When a household boasts Irish-Jewish lineage, a latke is more like a ritual religious object than a potato pancake. In fact, around here, calling a latke a pancake is like calling the Superbowl a game. A latke is what an ambitious potato dreams of being.
Given the simplicity of latke's underpinnings (grated potato; egg, onion) there are a surprising number of recipes and tips for making them. Kosher Blog and countless foodie sites are holding forth on the subject even as you read this.

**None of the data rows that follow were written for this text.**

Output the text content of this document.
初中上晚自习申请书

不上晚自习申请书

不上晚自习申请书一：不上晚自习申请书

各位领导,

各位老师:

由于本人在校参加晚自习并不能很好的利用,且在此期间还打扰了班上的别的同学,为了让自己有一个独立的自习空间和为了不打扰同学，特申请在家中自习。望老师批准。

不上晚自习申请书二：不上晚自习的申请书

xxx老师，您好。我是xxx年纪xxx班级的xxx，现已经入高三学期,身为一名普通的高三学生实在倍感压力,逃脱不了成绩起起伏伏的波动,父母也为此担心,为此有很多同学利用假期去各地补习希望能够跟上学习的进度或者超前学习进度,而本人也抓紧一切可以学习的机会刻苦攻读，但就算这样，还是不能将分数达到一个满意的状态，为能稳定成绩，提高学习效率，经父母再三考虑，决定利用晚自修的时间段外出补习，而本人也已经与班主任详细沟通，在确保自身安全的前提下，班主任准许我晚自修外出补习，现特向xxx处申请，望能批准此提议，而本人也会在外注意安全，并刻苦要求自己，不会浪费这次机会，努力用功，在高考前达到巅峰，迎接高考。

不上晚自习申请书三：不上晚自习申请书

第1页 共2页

Latkes, of course, are a staple of Hanukkah, which started Tuesday night, explaining that evening's giddy crowd at Kenny & Zuke's Delicatessen, located alongside the hot new Portland version of the Ace Hotel. Kenny & Zukes has the authentic New York City deli ambiance down, only with polite waitstaff instead of burly countermen yelling, "Hello? You wanna pickle with that or not?"
It was something increasingly rare in Portland dining: No cilantro, no mention of "reduction" or "searing." No pressure to eat "local food" raised less than ten feet from the table. (My pastrami sure tasted like it came from a zip code starting with the number one.)
Eavesdropping on others around us was good culinary theater. There was that table of friends obviously dealing with some serious shank-o-the-evening munchies, one of whom made a towering sandwich out of his latkes and a half-pound or so of corned beef, somehow cramming it all in his mouth and quickly following with a coleslaw chaser. Or, that rail-thin gal disdainfully waving off her eager date's insistence that a fried carb is really not the devil's handiwork. I somehow refrained from slipping the poor man a note on a napkin saying: GET OUT WHILE YOU STILL CAN. It was a night of miracles all around.